The server provides detailed logging that gives insight into the processing pipeline:
2025-02-27 08:26:36,831 - omniparser - INFO - [batch_0b7beafa] Processing batch of 6 images in parallel
2025-02-27 08:26:36,831 - omniparser - INFO - [batch_0b7beafa] Submitting image 1/6 for processing
[...]
2025-02-27 08:26:37,849 - omniparser - INFO - [req_f61fc3be] Request to 'process_image' completed successfully in 1.018s | Steps: {"image_conversion": 0.0, "ocr_processing": 0.307, "icon_detection": 0.598, "response_preparation": 0.112} | {'image_width': 1179, 'image_height': 2556, 'text_elements': 1, 'icons_detected': 5}
[...]
2025-02-27 08:26:40,847 - omniparser - INFO - [batch_0b7beafa] Batch processing complete - Stats: Total: 6 | Successful: 6 | Failed: 0 | Time: 3.98s | Avg: 0.66s per image | Thread pool size: 40 | Parallelism efficiency: 0.11 | Image times - Avg: 2.88s | Min: 1.02s | Max: 4.02s Consider reducing THREAD_POOL_SIZE (current: 40)

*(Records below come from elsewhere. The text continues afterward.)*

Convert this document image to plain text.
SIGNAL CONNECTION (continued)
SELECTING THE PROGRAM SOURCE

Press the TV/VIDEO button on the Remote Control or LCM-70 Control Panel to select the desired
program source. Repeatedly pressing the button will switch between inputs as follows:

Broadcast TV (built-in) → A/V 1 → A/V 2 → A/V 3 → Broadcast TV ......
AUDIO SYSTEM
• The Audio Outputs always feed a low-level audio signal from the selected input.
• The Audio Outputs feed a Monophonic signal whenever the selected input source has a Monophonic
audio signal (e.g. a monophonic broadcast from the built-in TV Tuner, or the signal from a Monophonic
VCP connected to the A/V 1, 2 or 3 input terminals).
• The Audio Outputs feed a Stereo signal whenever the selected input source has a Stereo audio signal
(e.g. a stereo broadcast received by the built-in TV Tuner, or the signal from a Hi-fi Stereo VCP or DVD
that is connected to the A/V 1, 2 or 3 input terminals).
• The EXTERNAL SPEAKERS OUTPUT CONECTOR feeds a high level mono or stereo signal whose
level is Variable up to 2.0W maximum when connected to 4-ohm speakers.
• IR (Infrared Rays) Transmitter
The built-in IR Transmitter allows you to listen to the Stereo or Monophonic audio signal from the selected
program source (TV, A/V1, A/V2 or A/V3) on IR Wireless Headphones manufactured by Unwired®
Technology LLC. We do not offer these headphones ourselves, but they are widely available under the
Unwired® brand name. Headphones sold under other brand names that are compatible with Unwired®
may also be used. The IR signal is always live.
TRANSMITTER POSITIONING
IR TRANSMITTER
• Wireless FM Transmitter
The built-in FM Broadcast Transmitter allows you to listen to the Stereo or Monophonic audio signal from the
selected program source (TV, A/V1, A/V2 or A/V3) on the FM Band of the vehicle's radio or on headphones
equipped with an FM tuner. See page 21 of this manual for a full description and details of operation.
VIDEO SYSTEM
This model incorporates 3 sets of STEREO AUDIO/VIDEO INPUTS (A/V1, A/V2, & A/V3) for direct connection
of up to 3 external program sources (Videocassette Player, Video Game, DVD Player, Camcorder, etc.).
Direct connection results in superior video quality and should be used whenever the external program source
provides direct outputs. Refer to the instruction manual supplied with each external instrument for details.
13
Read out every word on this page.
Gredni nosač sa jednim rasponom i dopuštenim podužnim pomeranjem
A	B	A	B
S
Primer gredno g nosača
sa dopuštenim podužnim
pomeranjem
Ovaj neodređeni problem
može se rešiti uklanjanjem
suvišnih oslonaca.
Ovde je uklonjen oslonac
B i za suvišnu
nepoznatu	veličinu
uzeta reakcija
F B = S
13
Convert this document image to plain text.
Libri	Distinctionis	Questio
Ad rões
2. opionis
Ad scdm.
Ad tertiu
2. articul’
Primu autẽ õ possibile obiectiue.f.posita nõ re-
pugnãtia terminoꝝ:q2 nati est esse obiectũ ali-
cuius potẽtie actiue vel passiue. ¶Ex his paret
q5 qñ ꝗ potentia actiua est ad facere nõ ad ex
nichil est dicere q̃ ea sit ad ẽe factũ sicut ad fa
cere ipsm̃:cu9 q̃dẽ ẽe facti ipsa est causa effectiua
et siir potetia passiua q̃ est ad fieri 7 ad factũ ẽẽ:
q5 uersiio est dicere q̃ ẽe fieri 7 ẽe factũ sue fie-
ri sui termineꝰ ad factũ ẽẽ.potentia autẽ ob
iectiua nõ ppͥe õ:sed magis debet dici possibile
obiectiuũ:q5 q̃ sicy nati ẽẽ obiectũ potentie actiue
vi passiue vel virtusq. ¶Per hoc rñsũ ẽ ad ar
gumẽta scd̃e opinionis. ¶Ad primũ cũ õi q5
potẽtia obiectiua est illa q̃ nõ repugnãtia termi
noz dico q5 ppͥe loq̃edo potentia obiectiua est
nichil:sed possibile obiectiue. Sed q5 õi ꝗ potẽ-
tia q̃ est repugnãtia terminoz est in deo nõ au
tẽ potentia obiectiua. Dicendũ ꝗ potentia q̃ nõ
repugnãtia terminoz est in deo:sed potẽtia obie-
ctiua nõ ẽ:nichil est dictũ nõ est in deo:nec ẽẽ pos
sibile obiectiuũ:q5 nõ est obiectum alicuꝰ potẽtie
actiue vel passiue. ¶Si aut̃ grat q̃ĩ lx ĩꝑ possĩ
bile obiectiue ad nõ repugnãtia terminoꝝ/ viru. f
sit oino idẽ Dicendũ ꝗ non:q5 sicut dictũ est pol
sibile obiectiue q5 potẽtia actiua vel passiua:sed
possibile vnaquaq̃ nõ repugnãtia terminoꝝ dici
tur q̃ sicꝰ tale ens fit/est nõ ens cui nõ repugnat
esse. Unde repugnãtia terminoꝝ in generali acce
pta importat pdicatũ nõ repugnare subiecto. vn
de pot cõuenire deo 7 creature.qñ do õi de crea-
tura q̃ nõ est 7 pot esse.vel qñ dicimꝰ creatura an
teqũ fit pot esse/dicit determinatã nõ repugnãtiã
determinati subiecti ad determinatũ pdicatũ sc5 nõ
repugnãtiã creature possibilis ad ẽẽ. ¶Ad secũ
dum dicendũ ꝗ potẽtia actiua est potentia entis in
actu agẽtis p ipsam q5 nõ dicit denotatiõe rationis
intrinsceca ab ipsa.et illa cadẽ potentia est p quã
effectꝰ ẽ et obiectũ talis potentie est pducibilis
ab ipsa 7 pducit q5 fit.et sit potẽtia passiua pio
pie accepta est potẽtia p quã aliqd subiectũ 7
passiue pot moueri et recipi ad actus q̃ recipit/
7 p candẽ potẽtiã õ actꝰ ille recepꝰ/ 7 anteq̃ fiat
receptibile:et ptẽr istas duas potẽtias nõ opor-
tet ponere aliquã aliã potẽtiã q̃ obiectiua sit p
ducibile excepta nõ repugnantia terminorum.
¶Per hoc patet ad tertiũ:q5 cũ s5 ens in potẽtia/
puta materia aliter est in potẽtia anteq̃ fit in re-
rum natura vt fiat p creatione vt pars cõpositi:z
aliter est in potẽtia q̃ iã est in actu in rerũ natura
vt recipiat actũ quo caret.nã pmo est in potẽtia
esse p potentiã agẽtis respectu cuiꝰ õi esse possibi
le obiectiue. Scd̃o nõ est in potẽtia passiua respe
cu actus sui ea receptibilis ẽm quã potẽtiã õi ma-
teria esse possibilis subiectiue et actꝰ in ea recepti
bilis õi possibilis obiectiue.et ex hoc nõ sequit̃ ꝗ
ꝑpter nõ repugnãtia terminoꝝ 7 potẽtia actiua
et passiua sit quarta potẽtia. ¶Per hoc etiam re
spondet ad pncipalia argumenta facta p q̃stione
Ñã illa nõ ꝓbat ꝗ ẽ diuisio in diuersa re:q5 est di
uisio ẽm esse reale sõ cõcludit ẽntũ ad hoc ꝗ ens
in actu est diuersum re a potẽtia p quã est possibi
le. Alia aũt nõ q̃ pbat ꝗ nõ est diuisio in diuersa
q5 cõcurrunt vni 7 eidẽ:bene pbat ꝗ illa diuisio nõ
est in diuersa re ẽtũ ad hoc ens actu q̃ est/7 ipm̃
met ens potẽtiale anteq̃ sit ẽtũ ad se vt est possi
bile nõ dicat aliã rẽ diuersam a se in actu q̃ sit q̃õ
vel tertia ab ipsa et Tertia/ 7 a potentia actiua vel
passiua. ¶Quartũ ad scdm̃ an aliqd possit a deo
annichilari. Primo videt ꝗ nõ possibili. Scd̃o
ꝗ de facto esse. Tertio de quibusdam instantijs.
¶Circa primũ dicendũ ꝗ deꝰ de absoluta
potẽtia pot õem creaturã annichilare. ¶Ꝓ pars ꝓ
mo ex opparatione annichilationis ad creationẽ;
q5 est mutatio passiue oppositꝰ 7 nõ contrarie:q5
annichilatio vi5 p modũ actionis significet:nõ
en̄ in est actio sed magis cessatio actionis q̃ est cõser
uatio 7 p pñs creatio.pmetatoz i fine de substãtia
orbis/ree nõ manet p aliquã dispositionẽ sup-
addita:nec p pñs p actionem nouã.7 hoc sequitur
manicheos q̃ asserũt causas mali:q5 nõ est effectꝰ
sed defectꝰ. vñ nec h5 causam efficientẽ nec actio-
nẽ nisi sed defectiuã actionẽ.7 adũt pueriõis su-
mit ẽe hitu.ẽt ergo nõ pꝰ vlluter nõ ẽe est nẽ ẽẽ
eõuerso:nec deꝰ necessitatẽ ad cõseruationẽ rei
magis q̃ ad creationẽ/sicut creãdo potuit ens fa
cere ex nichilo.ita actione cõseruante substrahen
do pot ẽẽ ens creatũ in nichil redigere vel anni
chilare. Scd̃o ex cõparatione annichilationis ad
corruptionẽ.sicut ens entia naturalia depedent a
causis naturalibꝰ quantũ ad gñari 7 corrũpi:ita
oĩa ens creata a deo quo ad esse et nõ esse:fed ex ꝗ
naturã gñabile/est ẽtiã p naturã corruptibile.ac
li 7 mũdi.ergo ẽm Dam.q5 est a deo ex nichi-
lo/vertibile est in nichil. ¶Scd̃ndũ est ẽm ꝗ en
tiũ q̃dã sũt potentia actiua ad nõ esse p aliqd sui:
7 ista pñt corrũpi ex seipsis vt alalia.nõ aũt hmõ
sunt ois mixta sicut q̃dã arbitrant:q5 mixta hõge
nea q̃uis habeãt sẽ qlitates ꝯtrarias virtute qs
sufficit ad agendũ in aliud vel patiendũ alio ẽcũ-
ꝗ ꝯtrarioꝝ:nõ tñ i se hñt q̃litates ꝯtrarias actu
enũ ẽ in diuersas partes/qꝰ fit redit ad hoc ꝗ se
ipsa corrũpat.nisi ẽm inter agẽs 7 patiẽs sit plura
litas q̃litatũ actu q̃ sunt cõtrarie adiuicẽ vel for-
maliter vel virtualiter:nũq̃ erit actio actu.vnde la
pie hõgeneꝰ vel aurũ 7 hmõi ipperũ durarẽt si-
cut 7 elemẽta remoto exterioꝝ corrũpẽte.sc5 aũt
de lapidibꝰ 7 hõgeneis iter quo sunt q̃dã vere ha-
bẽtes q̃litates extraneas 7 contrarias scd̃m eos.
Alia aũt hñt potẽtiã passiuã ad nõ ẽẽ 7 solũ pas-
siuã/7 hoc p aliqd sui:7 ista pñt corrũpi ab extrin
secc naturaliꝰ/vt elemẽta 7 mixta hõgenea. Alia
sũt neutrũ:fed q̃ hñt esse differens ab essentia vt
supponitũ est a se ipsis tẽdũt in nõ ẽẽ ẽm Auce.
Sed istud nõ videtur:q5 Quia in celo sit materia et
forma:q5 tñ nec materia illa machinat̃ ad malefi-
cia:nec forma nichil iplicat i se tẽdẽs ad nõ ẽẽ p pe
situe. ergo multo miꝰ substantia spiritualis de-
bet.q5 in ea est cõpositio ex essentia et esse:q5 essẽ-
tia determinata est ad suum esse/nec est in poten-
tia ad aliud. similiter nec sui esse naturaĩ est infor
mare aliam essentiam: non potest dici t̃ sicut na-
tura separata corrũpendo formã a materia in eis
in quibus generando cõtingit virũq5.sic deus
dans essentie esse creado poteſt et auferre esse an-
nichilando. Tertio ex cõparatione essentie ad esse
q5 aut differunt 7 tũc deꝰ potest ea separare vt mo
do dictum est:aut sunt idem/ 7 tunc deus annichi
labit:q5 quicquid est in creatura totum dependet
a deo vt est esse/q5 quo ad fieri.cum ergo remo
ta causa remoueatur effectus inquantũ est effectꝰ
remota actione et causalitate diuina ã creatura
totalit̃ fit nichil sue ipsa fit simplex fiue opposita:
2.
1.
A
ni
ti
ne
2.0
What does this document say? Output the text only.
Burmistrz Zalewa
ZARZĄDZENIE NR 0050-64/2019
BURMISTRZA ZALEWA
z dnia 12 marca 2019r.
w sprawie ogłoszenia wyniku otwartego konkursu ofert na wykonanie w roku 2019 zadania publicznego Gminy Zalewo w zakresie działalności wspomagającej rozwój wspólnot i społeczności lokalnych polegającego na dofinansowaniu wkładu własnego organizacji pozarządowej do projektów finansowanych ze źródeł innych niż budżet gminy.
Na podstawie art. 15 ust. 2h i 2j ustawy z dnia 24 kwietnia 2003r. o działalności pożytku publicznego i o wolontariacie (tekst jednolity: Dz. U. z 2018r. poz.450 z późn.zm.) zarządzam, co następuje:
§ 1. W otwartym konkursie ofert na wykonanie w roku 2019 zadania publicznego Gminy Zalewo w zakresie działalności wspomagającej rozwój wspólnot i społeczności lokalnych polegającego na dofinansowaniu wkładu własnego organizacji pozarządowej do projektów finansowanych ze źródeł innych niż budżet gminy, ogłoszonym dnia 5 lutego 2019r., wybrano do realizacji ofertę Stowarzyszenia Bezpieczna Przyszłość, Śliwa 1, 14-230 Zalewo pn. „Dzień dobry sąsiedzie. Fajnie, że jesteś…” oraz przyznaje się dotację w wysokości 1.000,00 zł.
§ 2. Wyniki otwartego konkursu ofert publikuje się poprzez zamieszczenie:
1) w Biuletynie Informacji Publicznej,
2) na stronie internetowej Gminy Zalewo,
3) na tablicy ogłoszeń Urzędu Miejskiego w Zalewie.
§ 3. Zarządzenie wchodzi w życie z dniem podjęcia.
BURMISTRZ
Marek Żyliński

Key insights from the logs:
- Request Tracking: Each request and batch gets a unique ID
- Processing Breakdown: Timing for each processing step
- Detection Results: Image dimensions and element counts
- Performance Metrics: Efficiency and utilization statistics
- Optimization Suggestions: Automatic recommendations based on usage patterns
This project is licensed under the CC-BY-4.0 License, the same as the original Microsoft OmniParser repository.